No credentials are required. The provider uses the in-cluster service account automatically.

Set provider: infiniband-k8s in your Topograph config:

http:
  port: 49021
  ssl: false

provider: infiniband-k8s
engine: k8s

Parameters

The following optional parameter can be passed in the topology request payload:

Parameter Type Default Description
nodeSelector map[string]string Label selector to filter which nodes participate in topology discovery
useGpuCliqueLabel bool false Use nvidia.com/gpu.clique as the accelerator-domain ID source instead of the topograph.nvidia.com/cluster-id annotation.
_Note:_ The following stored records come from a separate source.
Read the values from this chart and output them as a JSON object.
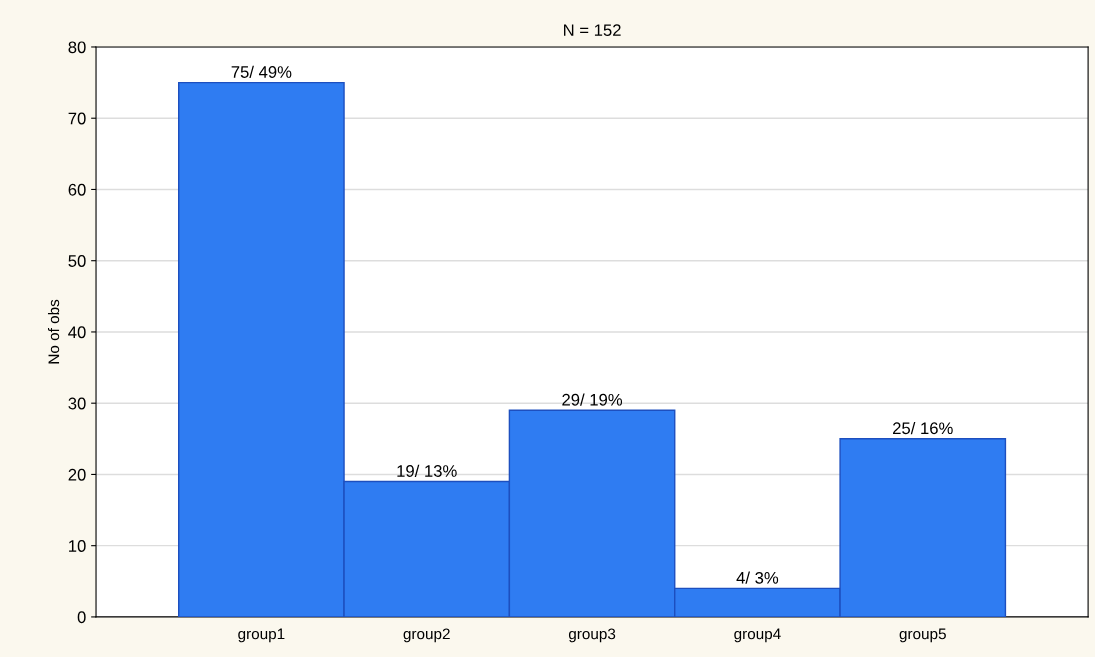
{
  "chart_data": {
    "type": "bar",
    "title": "N = 152",
    "ylabel": "No of obs",
    "categories": [
      "group1",
      "group2",
      "group3",
      "group4",
      "group5"
    ],
    "values": [
      75,
      19,
      29,
      4,
      25
    ],
    "value_labels": [
      "75/ 49%",
      "19/ 13%",
      "29/ 19%",
      "4/ 3%",
      "25/ 16%"
    ],
    "color": "#2f7cf2",
    "ylim": [
      0,
      80
    ],
    "yticks": [
      0,
      10,
      20,
      30,
      40,
      50,
      60,
      70,
      80
    ],
    "grid": "y"
  }
}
With Helm, configure useGpuCliqueLabel under global.provider.params. The chart also passes it to the node-data-broker init container so it skips NVLink clique collection instead of exec-ing into the GPU Operator device-plugin DaemonSet to run nvidia-smi:

global:
  provider:
    name: infiniband-k8s
    params:
      useGpuCliqueLabel: true
  engine:
    name: k8s

When useGpuCliqueLabel is not set, the node-data-broker init container uses the GPU Operator device-plugin DaemonSet as before. To override the GPU Operator namespace or device plugin DaemonSet name (defaults: gpu-operator and nvidia-device-plugin-daemonset), set these via node-data-broker.initc.extraArgs in your Helm values — they are init container arguments, not provider request parameters:

node-data-broker:
  initc:
    extraArgs:
      - gpu-operator-namespace=my-namespace
      - device-plugin-daemonset=my-daemonset

Example request payload with nodeSelector:

{
  "provider": {
    "name": "infiniband-k8s",
    "params": {
      "nodeSelector": {
        "nvidia.com/gpu.present": "true"
      }
    }
  },
  "engine": {
    "name": "k8s"
  }
}

Verifying the Output

After topology generation, inspect the node labels applied by Topograph:

kubectl get nodes -o json | jq '.items[].metadata.labels | with_entries(select(.key | startswith("network.topology.nvidia.com")))'

See the Kubernetes engine documentation for details on the label schema.